In defining the "opportunistic" aspect of the VW, that means that another pitcher did most of the work and deserved the win. As a result, I would suggest that a VW would normally have to be in a game where a starting pitcher recorded a Quality Start.

That being said, would that new QS criteria discount the scenario where the SP only goes maybe an inning (due to either injury or getting bombed) and the next reliever goes for the bulk of the game (as if he was the starter) before yeilding to the VW pitcher? My personal opinion is that those games are few and far between, so the QS criteria may make more sense. The other concern I have about using QS is if the runs allowed exceed the QS threshold, but he still pitched a good game.
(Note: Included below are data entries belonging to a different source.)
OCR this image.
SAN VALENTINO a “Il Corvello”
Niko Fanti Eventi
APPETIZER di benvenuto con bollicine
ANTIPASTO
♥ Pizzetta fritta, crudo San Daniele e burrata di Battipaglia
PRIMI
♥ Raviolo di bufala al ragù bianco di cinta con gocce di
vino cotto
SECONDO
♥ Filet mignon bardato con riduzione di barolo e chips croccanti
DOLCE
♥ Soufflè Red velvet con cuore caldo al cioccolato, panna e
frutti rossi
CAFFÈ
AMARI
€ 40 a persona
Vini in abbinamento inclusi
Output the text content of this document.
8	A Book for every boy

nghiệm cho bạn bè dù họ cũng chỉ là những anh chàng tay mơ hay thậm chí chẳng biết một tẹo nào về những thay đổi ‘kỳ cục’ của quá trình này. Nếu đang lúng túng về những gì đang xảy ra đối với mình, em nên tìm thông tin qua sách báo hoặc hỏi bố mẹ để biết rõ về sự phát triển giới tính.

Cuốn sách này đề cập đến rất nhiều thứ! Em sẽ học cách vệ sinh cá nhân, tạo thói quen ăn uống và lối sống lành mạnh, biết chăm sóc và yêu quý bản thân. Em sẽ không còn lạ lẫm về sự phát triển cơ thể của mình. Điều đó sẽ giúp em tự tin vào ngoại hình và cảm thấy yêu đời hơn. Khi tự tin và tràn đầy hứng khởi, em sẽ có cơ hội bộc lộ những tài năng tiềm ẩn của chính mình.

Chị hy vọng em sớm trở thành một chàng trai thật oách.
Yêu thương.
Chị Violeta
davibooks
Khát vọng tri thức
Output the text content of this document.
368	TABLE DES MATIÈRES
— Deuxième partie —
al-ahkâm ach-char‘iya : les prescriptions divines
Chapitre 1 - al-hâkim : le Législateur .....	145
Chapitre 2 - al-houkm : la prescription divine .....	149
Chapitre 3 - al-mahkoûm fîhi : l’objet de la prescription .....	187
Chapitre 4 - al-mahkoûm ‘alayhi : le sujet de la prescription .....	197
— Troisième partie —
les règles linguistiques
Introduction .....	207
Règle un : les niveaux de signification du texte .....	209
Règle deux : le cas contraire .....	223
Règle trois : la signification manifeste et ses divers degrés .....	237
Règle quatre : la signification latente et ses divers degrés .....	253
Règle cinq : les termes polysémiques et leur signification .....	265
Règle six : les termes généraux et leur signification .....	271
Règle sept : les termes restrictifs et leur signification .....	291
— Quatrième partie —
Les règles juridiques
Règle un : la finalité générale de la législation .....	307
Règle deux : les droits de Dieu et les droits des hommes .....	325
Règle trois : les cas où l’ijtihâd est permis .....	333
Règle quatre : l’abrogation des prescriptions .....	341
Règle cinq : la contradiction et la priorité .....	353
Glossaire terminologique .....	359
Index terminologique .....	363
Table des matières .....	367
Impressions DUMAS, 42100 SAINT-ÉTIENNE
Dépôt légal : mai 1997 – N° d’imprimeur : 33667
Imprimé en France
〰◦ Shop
See if your stats hold up if the VW numbers you calculated were for QS games. That's a good measure of where the deserving part comes in.

In short, we've really nailed the "vulture" part, but we may need to nail down the "deserving" criteria. Frankly, the lists you currently generated have most of the VW culprits I already suspected.